Foreign unpaid debt held and guaranteed by the Vietnamese government reached US$32.5 billion by the end of 2010, up $4.6 billion year-on-year, according to a recent report from the Ministry of Finance.
Some $27.86 billion of those loans are owed by the government, the report said.
The foreign debt accounts for 42.2 percent of Vietnam's GDP in 2010, up from 39 percent in 2009. The figure is the highest foreign debt ratio since 2006, according to statistics from the ministry.
It is also much higher than the 38.8 percent rate predicted by the government in late 2010.
A total of $1.67 billion from the state budget was spent last year to pay some of the loans, plus the interest, the report said.

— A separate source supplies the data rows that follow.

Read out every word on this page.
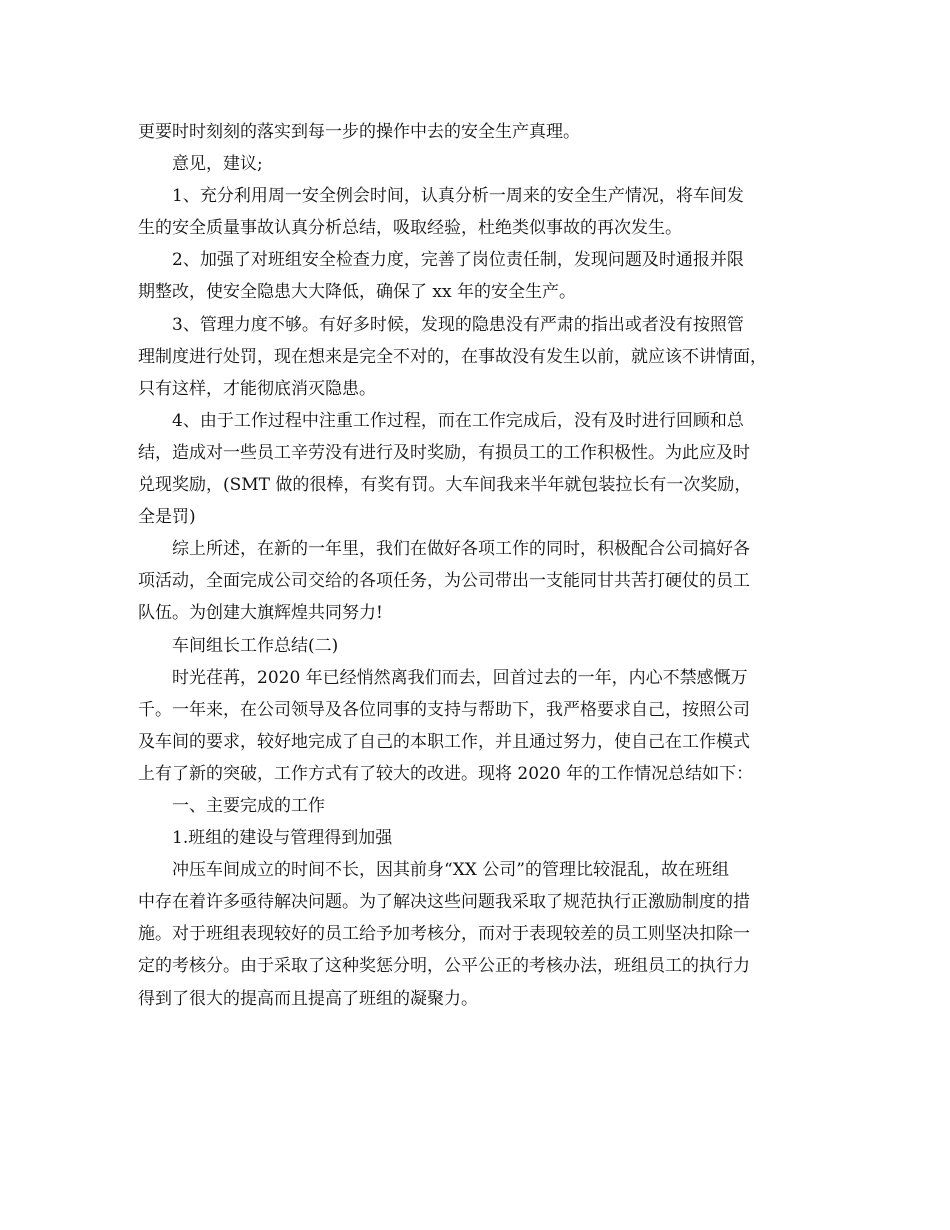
更要时时刻刻的落实到每一步的操作中去的安全生产真理。

意见，建议;

1、充分利用周一安全例会时间，认真分析一周来的安全生产情况，将车间发
生的安全质量事故认真分析总结，吸取经验，杜绝类似事故的再次发生。

2、加强了对班组安全检查力度，完善了岗位责任制，发现问题及时通报并限
期整改，使安全隐患大大降低，确保了 xx 年的安全生产。

3、管理力度不够。有好多时候，发现的隐患没有严肃的指出或者没有按照管
理制度进行处罚，现在想来是完全不对的，在事故没有发生以前，就应该不讲情面，
只有这样，才能彻底消灭隐患。

4、由于工作过程中注重工作过程，而在工作完成后，没有及时进行回顾和总
结，造成对一些员工辛劳没有进行及时奖励，有损员工的工作积极性。为此应及时
兑现奖励，(SMT 做的很棒，有奖有罚。大车间我来半年就包装拉长有一次奖励，
全是罚)

综上所述，在新的一年里，我们在做好各项工作的同时，积极配合公司搞好各
项活动，全面完成公司交给的各项任务，为公司带出一支能同甘共苦打硬仗的员工
队伍。为创建大旗辉煌共同努力!

车间组长工作总结(二)

时光荏苒，2020 年已经悄然离我们而去，回首过去的一年，内心不禁感慨万
千。一年来，在公司领导及各位同事的支持与帮助下，我严格要求自己，按照公司
及车间的要求，较好地完成了自己的本职工作，并且通过努力，使自己在工作模式
上有了新的突破，工作方式有了较大的改进。现将 2020 年的工作情况总结如下：

一、主要完成的工作

1.班组的建设与管理得到加强

冲压车间成立的时间不长，因其前身“XX 公司”的管理比较混乱，故在班组
中存在着许多亟待解决问题。为了解决这些问题我采取了规范执行正激励制度的措
施。对于班组表现较好的员工给予加考核分，而对于表现较差的员工则坚决扣除一
定的考核分。由于采取了这种奖惩分明，公平公正的考核办法，班组员工的执行力
得到了很大的提高而且提高了班组的凝聚力。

The ministry also warned that Vietnam's foreign reserves in 2010 equaled 187 percent of short-term loans, compared to 290 percent in 2009, and 2,808 percent in 2008.
According to the report, foreign lenders have gradually raised interest rates, probably because Vietnam has officially become a middle-income country, and also because it has lost creditworthiness after several macroeconomic problems including the Vinashin scandal.
The state-owned shipbuilder has been driven to the edge of bankruptcy with debts totaling VND86 trillion ($4.4 billion) by June 2010.
Vietnam is borrowing more than half of the loans at annual interest rates of 1-2.99 percent. Yet loans of 6-10 percent rates had already reached $1.89 billion in 2010, double the high-rate loan value in 2009.